Chicken soup, okay. What about my ears, though? How can I prevent them from collapsing in on themselves like a pair of waxy neutron stars?
Decongestants are your best friends above 30,000 feet. As you probably already know, sinus congestion is one of the most common cold symptoms, and since the sinuses and ears are connected, that congestion can increase the pressure in your ears, hence them feeling clogged when you’re sick. Then, since the pressure inside the plane cabin drops, particularly during takeoff and landing, the pressure in your ears tends to increase even more, which can be excruciatingly painful (or worse, as we noted earlier). Now, normally your ears would pop, which is a sign that the pressure is equalizing between them and the cabin, but the added pressure from your congested sinuses can complicate that process.
Which brings us back to decongestants: They work by narrowing the blood vessels in the nose, essentially reducing the cold-induced swelling that otherwise tightens up those airways. In turn, this reduces the pressure all throughout your sinuses, and therefore your ears, preventing them from feeling like they have the weight of a hydraulic press pushing down on them through the duration of your flight.
That said, while decongestants can obviously be helpful when you have a cold up in the skies, they should be used in moderation. “Oral decongestants can help, although they can raise blood pressure in sensitive individuals,” Leavey explains. “Pseudoephedrine is the most effective, and must be purchased from a pharmacist. It’s not displayed on the shelf. It should be taken at the lowest dose for the shortest time.”
Technically speaking, pseudoephedrine is displayed on the shelves, but the actual tablets are kept behind the counter, and you have to show some kind of photo identification and sign a log in order to purchase the medication, since too many people were using the stuff to make meth.
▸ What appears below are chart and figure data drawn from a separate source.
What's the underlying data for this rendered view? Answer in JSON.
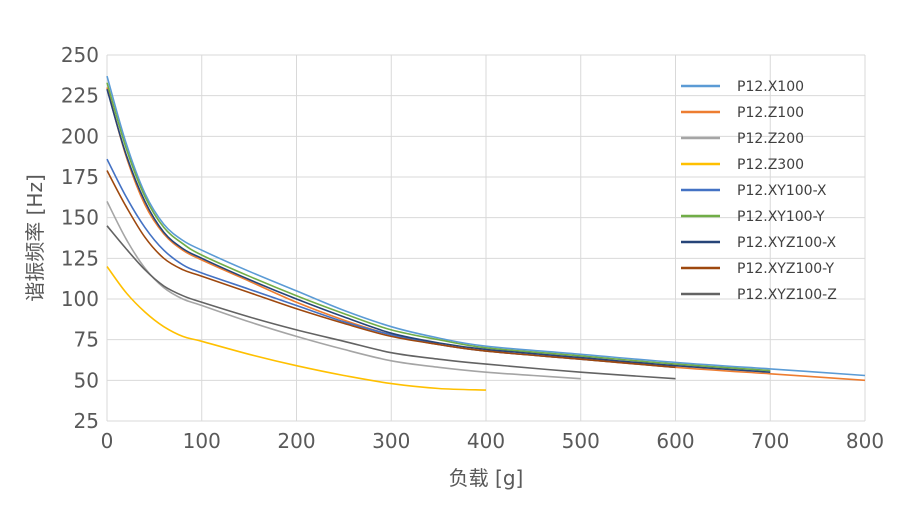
{
  "chart_data": {
    "type": "line",
    "xlabel": "负载 [g]",
    "ylabel": "谐振频率 [Hz]",
    "xlim": [
      0,
      800
    ],
    "ylim": [
      25,
      250
    ],
    "xticks": [
      0,
      100,
      200,
      300,
      400,
      500,
      600,
      700,
      800
    ],
    "yticks": [
      25,
      50,
      75,
      100,
      125,
      150,
      175,
      200,
      225,
      250
    ],
    "grid": true,
    "legend_position": "right",
    "series": [
      {
        "name": "P12.X100",
        "color": "#5b9bd5",
        "x": [
          0,
          20,
          40,
          60,
          80,
          100,
          150,
          200,
          250,
          300,
          350,
          400,
          500,
          600,
          700,
          800
        ],
        "y": [
          237,
          196,
          165,
          146,
          136,
          130,
          117,
          105,
          93,
          83,
          76,
          71,
          66,
          61,
          57,
          53
        ]
      },
      {
        "name": "P12.Z100",
        "color": "#ed7d31",
        "x": [
          0,
          20,
          40,
          60,
          80,
          100,
          150,
          200,
          250,
          300,
          350,
          400,
          500,
          600,
          700,
          800
        ],
        "y": [
          230,
          188,
          158,
          140,
          130,
          124,
          111,
          98,
          87,
          78,
          72,
          68,
          63,
          58,
          54,
          50
        ]
      },
      {
        "name": "P12.Z200",
        "color": "#a5a5a5",
        "x": [
          0,
          20,
          40,
          60,
          80,
          100,
          150,
          200,
          250,
          300,
          350,
          400,
          450,
          500
        ],
        "y": [
          160,
          137,
          119,
          107,
          100,
          96,
          86,
          77,
          69,
          62,
          58,
          55,
          53,
          51
        ]
      },
      {
        "name": "P12.Z300",
        "color": "#ffc000",
        "x": [
          0,
          20,
          40,
          60,
          80,
          100,
          150,
          200,
          250,
          300,
          350,
          400
        ],
        "y": [
          120,
          104,
          92,
          83,
          77,
          74,
          66,
          59,
          53,
          48,
          45,
          44
        ]
      },
      {
        "name": "P12.XY100-X",
        "color": "#4472c4",
        "x": [
          0,
          20,
          40,
          60,
          80,
          100,
          150,
          200,
          250,
          300,
          350,
          400,
          500,
          600
        ],
        "y": [
          186,
          163,
          144,
          130,
          121,
          116,
          106,
          96,
          86,
          78,
          72,
          68,
          63,
          58
        ]
      },
      {
        "name": "P12.XY100-Y",
        "color": "#70ad47",
        "x": [
          0,
          20,
          40,
          60,
          80,
          100,
          150,
          200,
          250,
          300,
          350,
          400,
          500,
          600,
          700
        ],
        "y": [
          233,
          193,
          163,
          144,
          134,
          127,
          114,
          102,
          91,
          81,
          75,
          70,
          65,
          60,
          56
        ]
      },
      {
        "name": "P12.XYZ100-X",
        "color": "#264478",
        "x": [
          0,
          20,
          40,
          60,
          80,
          100,
          150,
          200,
          250,
          300,
          350,
          400,
          500,
          600,
          700
        ],
        "y": [
          229,
          189,
          160,
          141,
          131,
          125,
          112,
          100,
          89,
          79,
          73,
          69,
          64,
          59,
          55
        ]
      },
      {
        "name": "P12.XYZ100-Y",
        "color": "#9e480e",
        "x": [
          0,
          20,
          40,
          60,
          80,
          100,
          150,
          200,
          250,
          300,
          350,
          400,
          500,
          600
        ],
        "y": [
          179,
          157,
          138,
          125,
          118,
          114,
          104,
          94,
          85,
          77,
          72,
          68,
          63,
          58
        ]
      },
      {
        "name": "P12.XYZ100-Z",
        "color": "#636363",
        "x": [
          0,
          20,
          40,
          60,
          80,
          100,
          150,
          200,
          250,
          300,
          350,
          400,
          500,
          600
        ],
        "y": [
          145,
          131,
          118,
          108,
          102,
          98,
          89,
          81,
          74,
          67,
          63,
          60,
          55,
          51
        ]
      }
    ]
  }
}
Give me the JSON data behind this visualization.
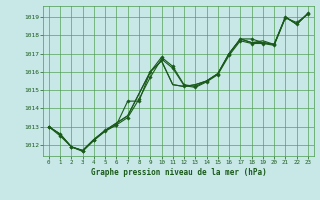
{
  "title": "Graphe pression niveau de la mer (hPa)",
  "background_color": "#c8e8e8",
  "grid_color": "#4a9a4a",
  "line_color": "#1a5a1a",
  "xlim": [
    -0.5,
    23.5
  ],
  "ylim": [
    1011.4,
    1019.6
  ],
  "yticks": [
    1012,
    1013,
    1014,
    1015,
    1016,
    1017,
    1018,
    1019
  ],
  "xticks": [
    0,
    1,
    2,
    3,
    4,
    5,
    6,
    7,
    8,
    9,
    10,
    11,
    12,
    13,
    14,
    15,
    16,
    17,
    18,
    19,
    20,
    21,
    22,
    23
  ],
  "series": [
    {
      "x": [
        0,
        1,
        2,
        3,
        4,
        5,
        6,
        7,
        8,
        9,
        10,
        11,
        12,
        13,
        14,
        15,
        16,
        17,
        18,
        19,
        20,
        21,
        22,
        23
      ],
      "y": [
        1013.0,
        1012.6,
        1011.9,
        1011.7,
        1012.3,
        1012.8,
        1013.1,
        1014.4,
        1014.4,
        1016.0,
        1016.8,
        1016.3,
        1015.3,
        1015.2,
        1015.5,
        1015.9,
        1017.0,
        1017.8,
        1017.8,
        1017.6,
        1017.5,
        1019.0,
        1018.6,
        1019.2
      ],
      "marker": true
    },
    {
      "x": [
        0,
        1,
        2,
        3,
        4,
        5,
        6,
        7,
        8,
        9,
        10,
        11,
        12,
        13,
        14,
        15,
        16,
        17,
        18,
        19,
        20,
        21,
        22,
        23
      ],
      "y": [
        1013.0,
        1012.6,
        1011.9,
        1011.7,
        1012.3,
        1012.8,
        1013.2,
        1013.6,
        1014.8,
        1016.0,
        1016.6,
        1015.3,
        1015.2,
        1015.3,
        1015.5,
        1015.9,
        1017.0,
        1017.8,
        1017.6,
        1017.6,
        1017.5,
        1019.0,
        1018.6,
        1019.2
      ],
      "marker": false
    },
    {
      "x": [
        0,
        1,
        2,
        3,
        4,
        5,
        6,
        7,
        8,
        9,
        10,
        11,
        12,
        13,
        14,
        15,
        16,
        17,
        18,
        19,
        20,
        21,
        22,
        23
      ],
      "y": [
        1013.0,
        1012.6,
        1011.9,
        1011.7,
        1012.3,
        1012.8,
        1013.2,
        1013.6,
        1014.8,
        1016.0,
        1016.6,
        1015.3,
        1015.2,
        1015.3,
        1015.5,
        1015.9,
        1017.0,
        1017.8,
        1017.6,
        1017.7,
        1017.5,
        1019.0,
        1018.6,
        1019.2
      ],
      "marker": false
    },
    {
      "x": [
        0,
        1,
        2,
        3,
        4,
        5,
        6,
        7,
        8,
        9,
        10,
        11,
        12,
        13,
        14,
        15,
        16,
        17,
        18,
        19,
        20,
        21,
        22,
        23
      ],
      "y": [
        1013.0,
        1012.5,
        1011.9,
        1011.65,
        1012.25,
        1012.75,
        1013.1,
        1013.5,
        1014.5,
        1015.7,
        1016.7,
        1016.2,
        1015.25,
        1015.15,
        1015.45,
        1015.85,
        1016.9,
        1017.7,
        1017.55,
        1017.55,
        1017.45,
        1018.95,
        1018.7,
        1019.15
      ],
      "marker": true
    }
  ]
}
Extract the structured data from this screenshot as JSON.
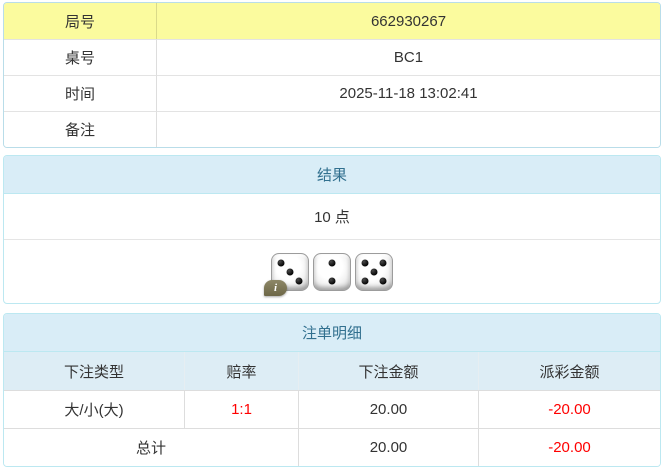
{
  "info_table": {
    "rows": [
      {
        "label": "局号",
        "value": "662930267",
        "highlight": true
      },
      {
        "label": "桌号",
        "value": "BC1",
        "highlight": false
      },
      {
        "label": "时间",
        "value": "2025-11-18 13:02:41",
        "highlight": false
      },
      {
        "label": "备注",
        "value": "",
        "highlight": false
      }
    ]
  },
  "result_panel": {
    "title": "结果",
    "points": "10 点",
    "dice": [
      3,
      2,
      5
    ],
    "dice_total": 10,
    "info_badge": "i"
  },
  "bets_panel": {
    "title": "注单明细",
    "columns": [
      "下注类型",
      "赔率",
      "下注金额",
      "派彩金额"
    ],
    "rows": [
      {
        "type": "大/小(大)",
        "odds": "1:1",
        "amount": "20.00",
        "payout": "-20.00"
      }
    ],
    "total": {
      "label": "总计",
      "amount": "20.00",
      "payout": "-20.00"
    }
  },
  "colors": {
    "highlight_yellow": "#fbfb9e",
    "panel_header_bg": "#d9edf7",
    "panel_header_text": "#31708f",
    "panel_border": "#bce8f1",
    "column_header_bg": "#ddedf5",
    "negative_red": "#ff0000"
  }
}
Speaking of meth, too much pseudoephedrine can increase your heartbeat and lead to problems like anxiety and, as Leavey notes, dangerously high blood pressure.
If you’d rather stay away from the hard stuff, saline sprays are also a great option to help with sinus congestion, and you can use them freely without worry. “A stuffy nose can be treated with saline nose drops or sprays, which you can use as often as needed,” says Leavey. “While you can use a decongestant spray, if not otherwise contraindicated, such as Afrin (oxymetazoline hydrochloride spray), it shouldn’t be used more than twice daily for three days maximum. Using it longer than that can lead to a condition called rhinitis medicamentosa, with the spray perpetuating the condition.”
Essentially, rhinitis medicamentosa is congestion caused by decongestant sprays.
Tylenol, decongestants and chicken soup, check. Anything else I should have?
“Bring some packs of tissues with you,” Leavey emphasizes. “Wash your hands after you cough or sneeze, stay hydrated and use some of the above tips to deal with symptoms. If you treat a cold aggressively, you can usually relieve the symptoms in about seven days.” If not treated and instead fueled by booze and a general lack of sleep, you can expect to have that cold for quite a bit longer.
Time to go buy eight bottles of chicken soup at the duty-free store!